Its oldest section was designed in the form of a park with the chapel standing in the central point, and the lanes behind it were arranged into semicircles. This symbolic design resembling a gate was to reflect the mystery of passing through the pearly gates to the promised land.
The oldest graves and plaques marking the first burials – including the one of Apolonia Bursikowa, a young townswoman of Kraków, who died of tuberculosis and was the first to be buried here – stand along the wall to the left from the main entrance. Following the main lane, you reach the grave of Jan Matejko, an eminent painter, a representative of historicism, whose paintings portrayed the most important events in the history of Poland. Further, the lane will lead you to the grave of an actress recognised on both sides of the Atlantic – Helena Modrzejewska (Modjeska). The oldest section of the cemetery also includes outstanding sculptures, including the Angel of Vengeance (devoted to the victims of the shelling of Kraków by Austrians in 1848) and a heartrending figure of a woman in mourning on the grave of the Falter family. An extraordinary example of funerary art, making a reference to The Dead Class, presenting a boy reading a book in a school bench, is a work of Tadeusz Kantor, painter, set designer, director, and creator of the Cricot 2 Theatre. He designed it for himself (quarter LXXII). Also worth visiting is quarter LXIX with a true pantheon of contemporary Polish culture. Here you can find the graves of the painter Jerzy Nowosielski, the founder of the Vaults under Rams (Piwnica pod Baranami) cabaret Piotr Skrzynecki, and poet and songwriter Marek Grechuta. A modest grave standing far away from the representative parts of the cemetery is the last resting place of a winner of the Nobel Prize for Literature, Wisława Szymborska, who always shied away from the hullabaloo surrounding honours.

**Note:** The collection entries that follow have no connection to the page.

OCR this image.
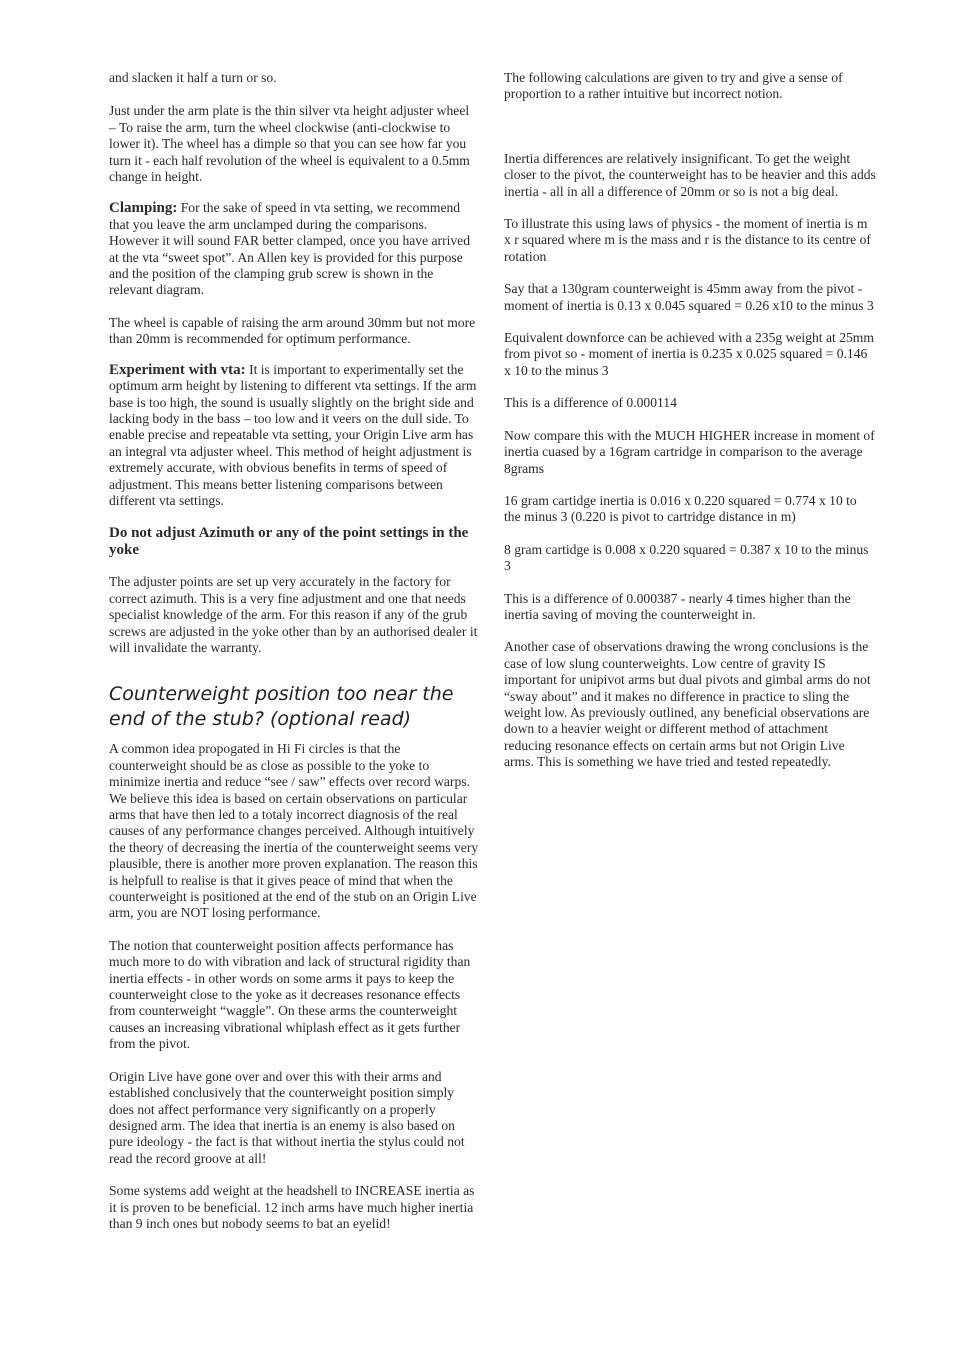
and slacken it half a turn or so.

Just under the arm plate is the thin silver vta height adjuster wheel – To raise the arm, turn the wheel clockwise (anti-clockwise to lower it). The wheel has a dimple so that you can see how far you turn it - each half revolution of the wheel is equivalent to a 0.5mm change in height.

Clamping: For the sake of speed in vta setting, we recommend that you leave the arm unclamped during the comparisons. However it will sound FAR better clamped, once you have arrived at the vta “sweet spot”. An Allen key is provided for this purpose and the position of the clamping grub screw is shown in the relevant diagram.

The wheel is capable of raising the arm around 30mm but not more than 20mm is recommended for optimum performance.

Experiment with vta: It is important to experimentally set the optimum arm height by listening to different vta settings. If the arm base is too high, the sound is usually slightly on the bright side and lacking body in the bass – too low and it veers on the dull side. To enable precise and repeatable vta setting, your Origin Live arm has an integral vta adjuster wheel. This method of height adjustment is extremely accurate, with obvious benefits in terms of speed of adjustment. This means better listening comparisons between different vta settings.

Do not adjust Azimuth or any of the point settings in the yoke

The adjuster points are set up very accurately in the factory for correct azimuth. This is a very fine adjustment and one that needs specialist knowledge of the arm. For this reason if any of the grub screws are adjusted in the yoke other than by an authorised dealer it will invalidate the warranty.

Counterweight position too near the end of the stub? (optional read)

A common idea propogated in Hi Fi circles is that the counterweight should be as close as possible to the yoke to minimize inertia and reduce “see / saw” effects over record warps. We believe this idea is based on certain observations on particular arms that have then led to a totaly incorrect diagnosis of the real causes of any performance changes perceived. Although intuitively the theory of decreasing the inertia of the counterweight seems very plausible, there is another more proven explanation. The reason this is helpfull to realise is that it gives peace of mind that when the counterweight is positioned at the end of the stub on an Origin Live arm, you are NOT losing performance.

The notion that counterweight position affects performance has much more to do with vibration and lack of structural rigidity than inertia effects - in other words on some arms it pays to keep the counterweight close to the yoke as it decreases resonance effects from counterweight “waggle”. On these arms the counterweight causes an increasing vibrational whiplash effect as it gets further from the pivot.

Origin Live have gone over and over this with their arms and established conclusively that the counterweight position simply does not affect performance very significantly on a properly designed arm. The idea that inertia is an enemy is also based on pure ideology - the fact is that without inertia the stylus could not read the record groove at all!

Some systems add weight at the headshell to INCREASE inertia as it is proven to be beneficial. 12 inch arms have much higher inertia than 9 inch ones but nobody seems to bat an eyelid!

The following calculations are given to try and give a sense of proportion to a rather intuitive but incorrect notion.

Inertia differences are relatively insignificant. To get the weight closer to the pivot, the counterweight has to be heavier and this adds inertia - all in all a difference of 20mm or so is not a big deal.

To illustrate this using laws of physics - the moment of inertia is m x r squared where m is the mass and r is the distance to its centre of rotation

Say that a 130gram counterweight is 45mm away from the pivot - moment of inertia is 0.13 x 0.045 squared = 0.26 x10 to the minus 3

Equivalent downforce can be achieved with a 235g weight at 25mm from pivot so - moment of inertia is 0.235 x 0.025 squared = 0.146 x 10 to the minus 3

This is a difference of 0.000114

Now compare this with the MUCH HIGHER increase in moment of inertia cuased by a 16gram cartridge in comparison to the average 8grams

16 gram cartidge inertia is 0.016 x 0.220 squared = 0.774 x 10 to the minus 3 (0.220 is pivot to cartridge distance in m)

8 gram cartidge is 0.008 x 0.220 squared = 0.387 x 10 to the minus 3

This is a difference of 0.000387 - nearly 4 times higher than the inertia saving of moving the counterweight in.

Another case of observations drawing the wrong conclusions is the case of low slung counterweights. Low centre of gravity IS important for unipivot arms but dual pivots and gimbal arms do not “sway about” and it makes no difference in practice to sling the weight low. As previously outlined, any beneficial observations are down to a heavier weight or different method of attachment reducing resonance effects on certain arms but not Origin Live arms. This is something we have tried and tested repeatedly.
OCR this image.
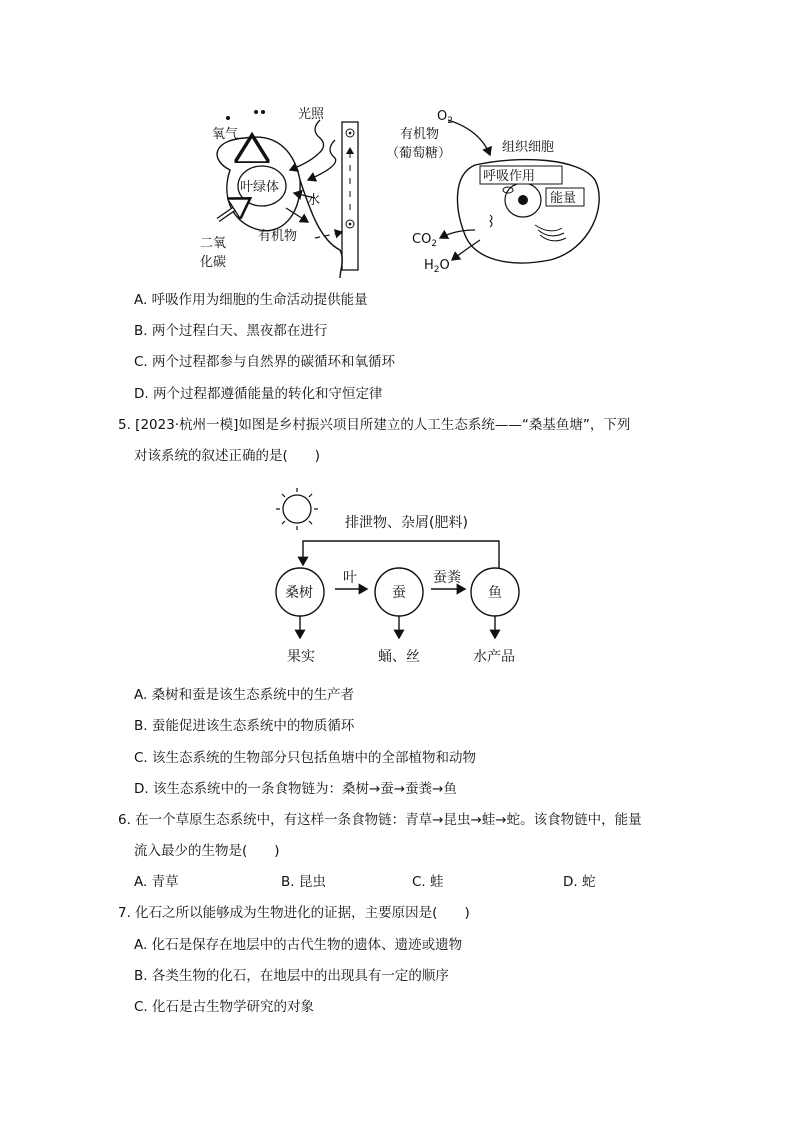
氧气
光照
叶绿体
水
有机物
二氧
化碳
$O_2$
有机物
（葡萄糖）	组织细胞
呼吸作用
能量
$CO_2$
$H_2O$
A. 呼吸作用为细胞的生命活动提供能量
B. 两个过程白天、黑夜都在进行
C. 两个过程都参与自然界的碳循环和氧循环
D. 两个过程都遵循能量的转化和守恒定律
5. [2023·杭州一模]如图是乡村振兴项目所建立的人工生态系统——“桑基鱼塘”，下列
对该系统的叙述正确的是(　　)
排泄物、杂屑(肥料)
桑树	蚕	鱼
叶	蚕粪
果实	蛹、丝	水产品
A. 桑树和蚕是该生态系统中的生产者
B. 蚕能促进该生态系统中的物质循环
C. 该生态系统的生物部分只包括鱼塘中的全部植物和动物
D. 该生态系统中的一条食物链为：桑树→蚕→蚕粪→鱼
6. 在一个草原生态系统中，有这样一条食物链：青草→昆虫→蛙→蛇。该食物链中，能量
流入最少的生物是(　　)
A. 青草	B. 昆虫	C. 蛙	D. 蛇
7. 化石之所以能够成为生物进化的证据，主要原因是(　　)
A. 化石是保存在地层中的古代生物的遗体、遗迹或遗物
B. 各类生物的化石，在地层中的出现具有一定的顺序
C. 化石是古生物学研究的对象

The grave of Karol, Emilia, and Edmund Wojtyła – situated in the section of the cemetery entered from Prandoty Street (quarter VI) is the destination of many pilgrimages. This part of the necropolis is known as the military cemetery, as originally soldiers were buried here. Resting in peace in separate quarters are the veterans of the January Rising (1863–65), the soldiers of the Austro-Hungarian and Russian armies killed in the First World War, the British, Soviet, American, and German soldiers killed in the Second World War, and last but certainly not least, the soldiers of the Polish Army.